Жители арабских кварталов бежали, на слушая уговоров еврейского мэра Хайфы остаться в городе и призывов арабских органов власти, пытавшихся остановить бегство. В течение ночи арабы превратились в беженцев, лишенных всего. Посещая семьи болгарских репатриантов, устроившихся в домах бежавших арабов, Наоми испытывала неприятные чувства, думая о тех чужих людях, которые в Германии захватили ее отчий дом.
Она вернулась в Хайфу, ходила по узким улочкам нижнего города с группой членов кибуца, мужественно сражавшихся в отрядах обороны. Сердцебиение у нее усиливалось, когда она входила в арабские дома. Портреты родителей и детей богатых хозяев, все еще украшали стены, валялись на полу. Вещи были раскиданы по углам. Все это говорило о панике и поспешном бегстве хозяев. Её душил стыд. Евреи занимаются грабежом. В одном из домов две девушки вцепились в белое кожаное пальто, рвали его из рук друг друга. Парень отобрал пальто из рук одной и отдал другой.
Да и на улице было достаточно унизительных картин. Еврейка из отряда обороны – “Хаганы” – захватила роскошный фарфоровый сервиз в арабском квартале. Подошел к ней боец Пальмаха – Плугот махац – (Штурмовых отрядов), напомнил ей о приказе не воровать арабское имущество, вырвал сервиз и убежал. Члены кибуца входят в арабский магазин игрушек, выпятив грудь. С высокомерием победителей обращаются к униженному продавцу. Наоми возвращается в кибуц в мрачном настроении. Социалисты ведут себя как захватчики.
“Мне что, запрещено преподнести сестре подарок?” – Лотшин устремляет тяжелый взгляд на потрепанную одежду Наоми, чтобы тут же, на месте поговорить с кастеляншей кибуцного платяного склада и получить разрешение для Наоми – носить красивую юбку, которую она ей купила.

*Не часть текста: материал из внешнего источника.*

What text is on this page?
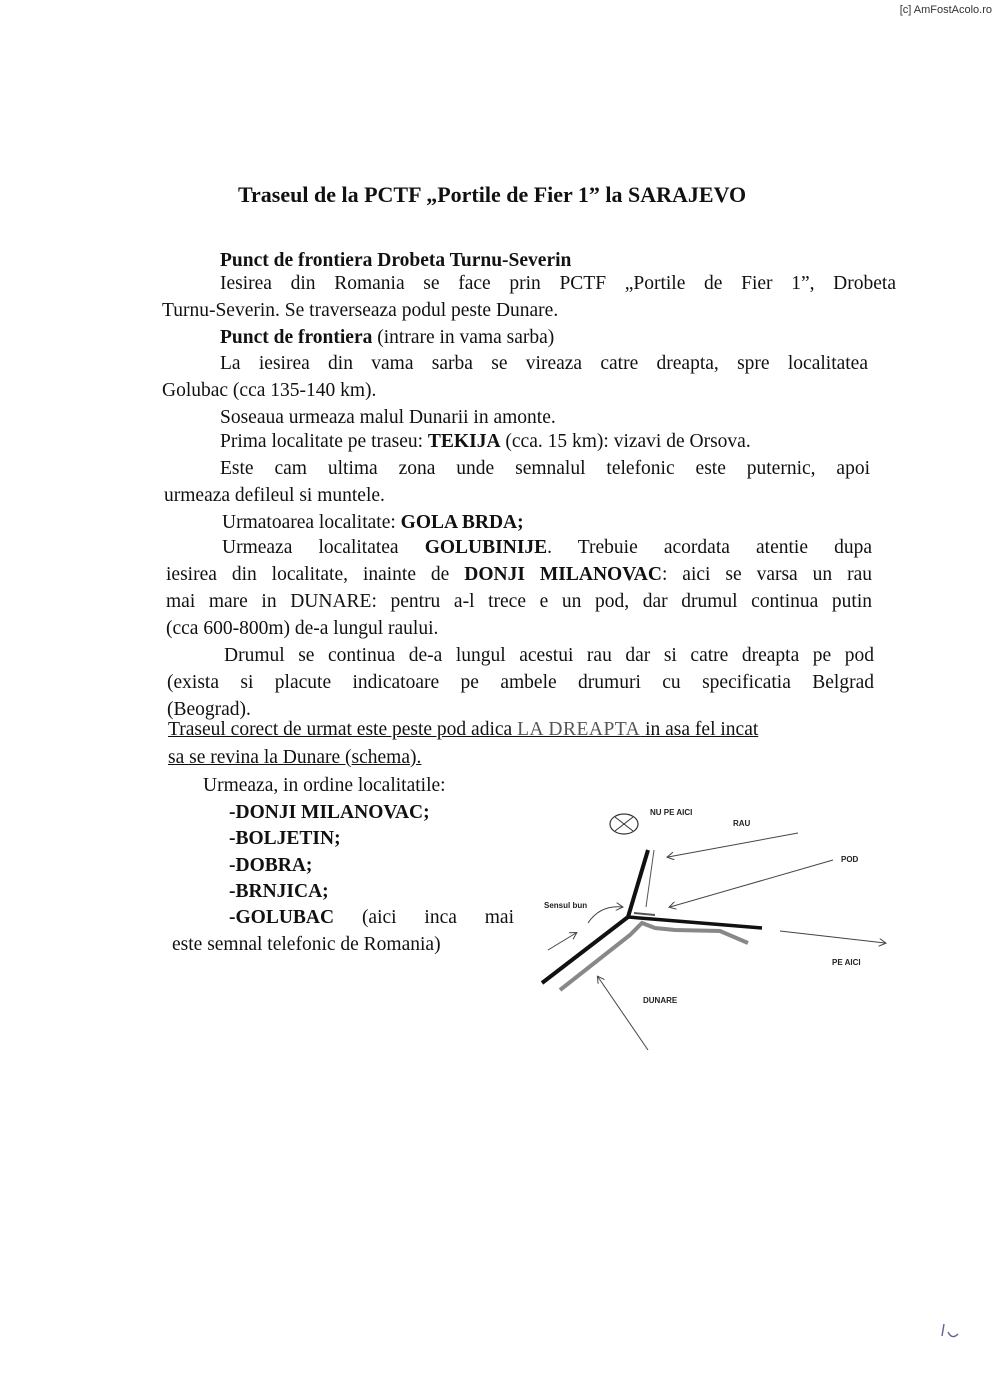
[c] AmFostAcolo.ro
Traseul de la PCTF „Portile de Fier 1” la SARAJEVO
Punct de frontiera Drobeta Turnu-Severin
Iesirea din Romania se face prin PCTF „Portile de Fier 1”, Drobeta
Turnu-Severin. Se traverseaza podul peste Dunare.
Punct de frontiera (intrare in vama sarba)
La iesirea din vama sarba se vireaza catre dreapta, spre localitatea
Golubac (cca 135-140 km).
Soseaua urmeaza malul Dunarii in amonte.
Prima localitate pe traseu: TEKIJA (cca. 15 km): vizavi de Orsova.
Este cam ultima zona unde semnalul telefonic este puternic, apoi
urmeaza defileul si muntele.
Urmatoarea localitate: GOLA BRDA;
Urmeaza localitatea GOLUBINIJE. Trebuie acordata atentie dupa
iesirea din localitate, inainte de DONJI MILANOVAC: aici se varsa un rau
mai mare in DUNARE: pentru a-l trece e un pod, dar drumul continua putin
(cca 600-800m) de-a lungul raului.
Drumul se continua de-a lungul acestui rau dar si catre dreapta pe pod
(exista si placute indicatoare pe ambele drumuri cu specificatia Belgrad
(Beograd).
Traseul corect de urmat este peste pod adica LA DREAPTA in asa fel incat
sa se revina la Dunare (schema).
Urmeaza, in ordine localitatile:
-DONJI MILANOVAC;
-BOLJETIN;
-DOBRA;
-BRNJICA;
-GOLUBAC (aici inca mai
este semnal telefonic de Romania)
NU PE AICI
RAU
POD
Sensul bun
PE AICI
DUNARE
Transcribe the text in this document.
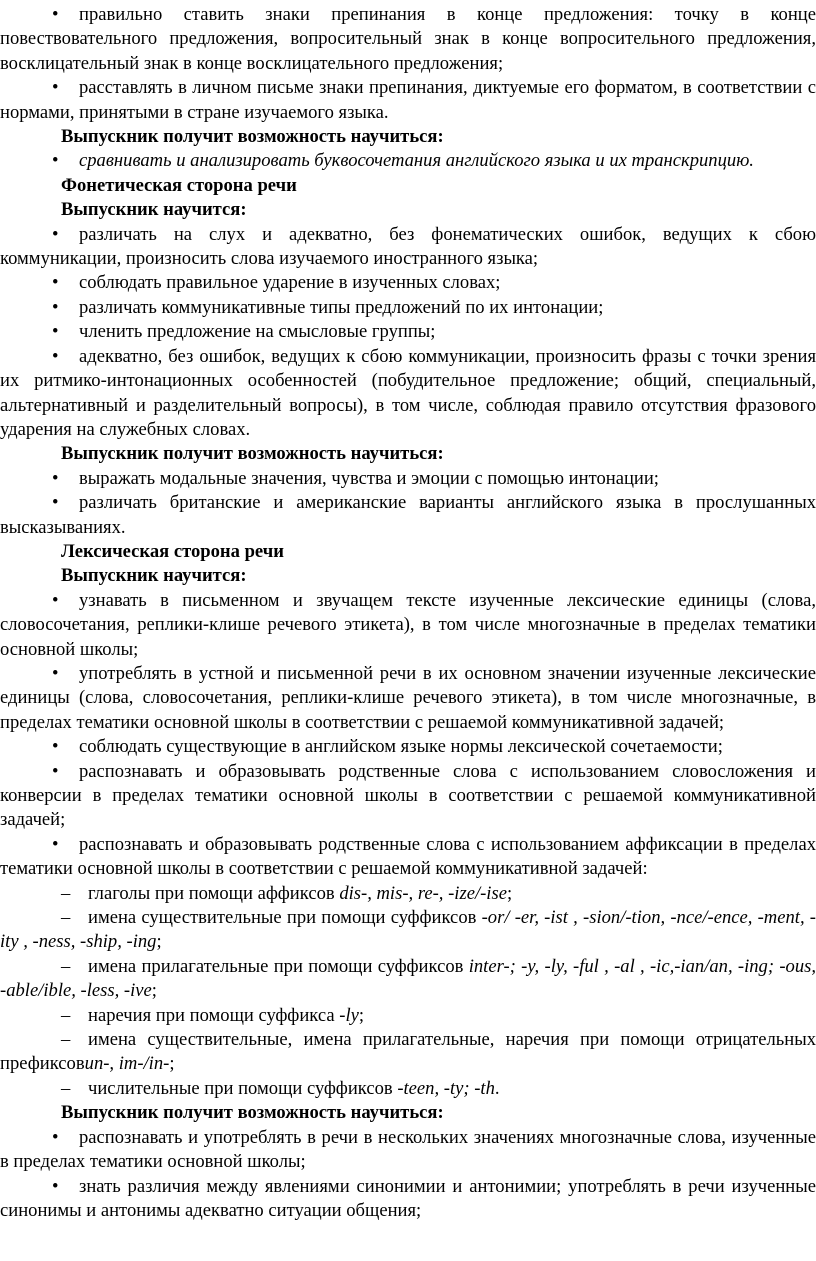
• правильно ставить знаки препинания в конце предложения: точку в конце повествовательного предложения, вопросительный знак в конце вопросительного предложения, восклицательный знак в конце восклицательного предложения;

• расставлять в личном письме знаки препинания, диктуемые его форматом, в соответствии с нормами, принятыми в стране изучаемого языка.

Выпускник получит возможность научиться:

• сравнивать и анализировать буквосочетания английского языка и их транскрипцию.

Фонетическая сторона речи

Выпускник научится:

• различать на слух и адекватно, без фонематических ошибок, ведущих к сбою коммуникации, произносить слова изучаемого иностранного языка;

• соблюдать правильное ударение в изученных словах;

• различать коммуникативные типы предложений по их интонации;

• членить предложение на смысловые группы;

• адекватно, без ошибок, ведущих к сбою коммуникации, произносить фразы с точки зрения их ритмико-интонационных особенностей (побудительное предложение; общий, специальный, альтернативный и разделительный вопросы), в том числе, соблюдая правило отсутствия фразового ударения на служебных словах.

Выпускник получит возможность научиться:

• выражать модальные значения, чувства и эмоции с помощью интонации;

• различать британские и американские варианты английского языка в прослушанных высказываниях.

Лексическая сторона речи

Выпускник научится:

• узнавать в письменном и звучащем тексте изученные лексические единицы (слова, словосочетания, реплики-клише речевого этикета), в том числе многозначные в пределах тематики основной школы;

• употреблять в устной и письменной речи в их основном значении изученные лексические единицы (слова, словосочетания, реплики-клише речевого этикета), в том числе многозначные, в пределах тематики основной школы в соответствии с решаемой коммуникативной задачей;

• соблюдать существующие в английском языке нормы лексической сочетаемости;

• распознавать и образовывать родственные слова с использованием словосложения и конверсии в пределах тематики основной школы в соответствии с решаемой коммуникативной задачей;

• распознавать и образовывать родственные слова с использованием аффиксации в пределах тематики основной школы в соответствии с решаемой коммуникативной задачей:

– глаголы при помощи аффиксов dis-, mis-, re-, -ize/-ise;

– имена существительные при помощи суффиксов -or/ -er, -ist , -sion/-tion, -nce/-ence, -ment, -ity , -ness, -ship, -ing;

– имена прилагательные при помощи суффиксов inter-; -y, -ly, -ful , -al , -ic,-ian/an, -ing; -ous, -able/ible, -less, -ive;

– наречия при помощи суффикса -ly;

– имена существительные, имена прилагательные, наречия при помощи отрицательных префиксовun-, im-/in-;

– числительные при помощи суффиксов -teen, -ty; -th.

Выпускник получит возможность научиться:

• распознавать и употреблять в речи в нескольких значениях многозначные слова, изученные в пределах тематики основной школы;

• знать различия между явлениями синонимии и антонимии; употреблять в речи изученные синонимы и антонимы адекватно ситуации общения;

“Мы живем в коммуне. У нас всех оделяют одеждой. Она получила то, что ей полагается”, – ответ кастелянши заставляет Лотшин замолчать. Но вечером в субботу, 24 декабря 1948, Наоми выступает перед членами кибуца с отчетом о своей работе с болгарской молодежью в новой юбке.
Не успела она сказать и пяти слов, как раздался рёв боевых самолетов, погас свет, прогремел сильный взрыв. Дым, копоть, в столовой паника. Пытаются открыть дверь. Ужасные душераздирающие крики. Молодая учительница, на последних месяцах беременности, убита на месте. Родители, ворвавшиеся в детский сад, нашли трех тяжело раненных детей. Одна из девочек потеряла руку. Раненые умерли по дороге в больницу. Странная тишина окутала это событие.
Позднее сообщили, что четыре самолета военно-воздушных сил Ирака пролетели над кибуцем Мишмар Аэмек. Летчики думали, что находятся над аэродромом Рамат-Давид, и сбросили бомбы на центральное здание кибуца.
Война закончилась. На собрании в столовой происходят бурные дискуссии по вопросу службы молодых членов кибуца в армии. Бен-Гурион считает, что армия не только защитница государства, но и “плавильный котел”, в котором из евреев различных стран и должна родится новая личность – израильтянин. Движение кибуцев провозглашает: “Мы не милитаристы и не будем сражаться против наших братьев-арабов!” Но поколение сыновей восстает против отцов-основателей: “Мы не будем выглядеть смешными в глазах израильской общественности”. Они подписывают общие принципы собрания и мобилизуются добровольцами в спецподразделения Армии обороны Израиля – Цахала.
Закончилась война. Чувство принадлежности к коллективу, активность, которую Наоми проявила в дни боёв, улетучились. Снова она оттеснена на обочину общества, подобно холодному камню. Общество хочет верить тому, во что верить легко, и объяснять то, что, с его точки зрения, несложно объяснять.